Constructing a Citywide Approach

The Institute has a two-fold mission: it is both visionary and tactical. At a high level, mayors will use real-world initiatives to inform operations, financing, and human resources citywide. Participating mayors will create a guiding blueprint that can be practically implemented. Specifically, we will address the following cross-cutting smart city issues:

  • Financing plans that reallocate existing dollars and identifies new funding opportunities

  • Operations plan to redeploy and train staff

  • Partnership strategy to best leverage local universities and employers

  • Resident engagement approach that builds input and trust

  • Digital inclusion roadmap to provide wide access and accessibility

These core elements will be constructed with an eye towards practical application to specific priority areas — such as homicide reduction, expediting permit application, or improving mobility — mayors will develop on-site at the Institute and bring back home. Each mayor will bring one such initiative to ISC, which will be presented as case studies. Recommendations for each case will be developed through a mix of expert-led discussions run like a clinic: city leaders will directly engage experts and field leaders to clarify plans and add operational detail, and working with peers will allow mayors to both sharpen their own initiatives and provide feedback based on real-world experience.

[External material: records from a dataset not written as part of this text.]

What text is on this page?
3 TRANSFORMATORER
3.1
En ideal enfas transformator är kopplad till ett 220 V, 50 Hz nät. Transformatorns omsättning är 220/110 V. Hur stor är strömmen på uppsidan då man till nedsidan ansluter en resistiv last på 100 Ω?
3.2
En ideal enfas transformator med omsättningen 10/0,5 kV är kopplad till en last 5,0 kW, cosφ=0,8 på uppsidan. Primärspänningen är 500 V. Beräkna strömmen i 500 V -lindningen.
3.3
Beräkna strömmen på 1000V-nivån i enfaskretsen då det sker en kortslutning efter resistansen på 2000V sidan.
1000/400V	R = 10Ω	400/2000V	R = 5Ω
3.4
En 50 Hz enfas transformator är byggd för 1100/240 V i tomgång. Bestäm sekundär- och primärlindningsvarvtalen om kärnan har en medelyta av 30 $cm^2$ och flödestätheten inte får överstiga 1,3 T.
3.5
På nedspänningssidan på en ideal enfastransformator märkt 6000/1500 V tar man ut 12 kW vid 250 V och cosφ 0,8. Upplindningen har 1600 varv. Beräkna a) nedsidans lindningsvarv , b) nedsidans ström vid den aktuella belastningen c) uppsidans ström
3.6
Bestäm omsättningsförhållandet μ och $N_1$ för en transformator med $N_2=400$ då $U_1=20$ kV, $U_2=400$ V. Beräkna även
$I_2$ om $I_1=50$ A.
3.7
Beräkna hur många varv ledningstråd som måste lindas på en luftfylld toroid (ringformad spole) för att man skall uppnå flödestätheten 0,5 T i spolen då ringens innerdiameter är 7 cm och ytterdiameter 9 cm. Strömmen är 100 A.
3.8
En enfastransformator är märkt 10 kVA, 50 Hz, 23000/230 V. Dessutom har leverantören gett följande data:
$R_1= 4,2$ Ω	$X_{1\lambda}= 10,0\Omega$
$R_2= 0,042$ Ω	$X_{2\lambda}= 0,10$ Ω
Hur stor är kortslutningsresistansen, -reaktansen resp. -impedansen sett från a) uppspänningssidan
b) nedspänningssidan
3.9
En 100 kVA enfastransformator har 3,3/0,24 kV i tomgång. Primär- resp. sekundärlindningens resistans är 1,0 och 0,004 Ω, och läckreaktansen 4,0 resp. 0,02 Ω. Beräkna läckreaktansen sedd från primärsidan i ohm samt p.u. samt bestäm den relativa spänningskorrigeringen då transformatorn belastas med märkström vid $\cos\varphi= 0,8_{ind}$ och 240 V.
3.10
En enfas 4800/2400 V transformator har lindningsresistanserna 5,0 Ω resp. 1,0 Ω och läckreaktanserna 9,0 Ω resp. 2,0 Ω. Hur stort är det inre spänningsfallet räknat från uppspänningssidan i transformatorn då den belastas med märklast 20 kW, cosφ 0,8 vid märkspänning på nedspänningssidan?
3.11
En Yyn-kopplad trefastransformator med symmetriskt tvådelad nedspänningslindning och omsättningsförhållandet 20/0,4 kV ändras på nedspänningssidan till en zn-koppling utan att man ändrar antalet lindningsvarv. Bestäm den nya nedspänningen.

Developing Practical Tools and Approaches

Ultimately, ISC is about empowering mayors to be better leaders. As such, project and strategy specific guidance will be complemented by a set of skills and principles to guide future work in this area. Mayors will receive (and contribute to) a ‘utility belt’ — with the ability to pull out the right tools and approach based on specific program areas. To ensure mayors have these tools the Institute will provide the following:

  1. Budget Analysis – Clarifying where existing dollars can be reallocated to maximum effect
  2. Project Action Plan – Detailed course to advance at least one major new initiative  
  3. Ten Tech Prompt Questions – Set of tough, probing questions mayors can use with staff, vendors, partners, and providers
  4. Resident and Community Engagement Strategy – Customized plan to engage residents and community groups around new technology activities  
  5. Resource Guidebook – Digital yellow pages of experts and leading city administrators  

Additionally, the ISC will continue to provide technical assistance, share best practices and evaluate progress following the Institute through a series of webinars, one-on-one technical assistance and future workshops at the United States Conference of Mayors’ Annual Meetings.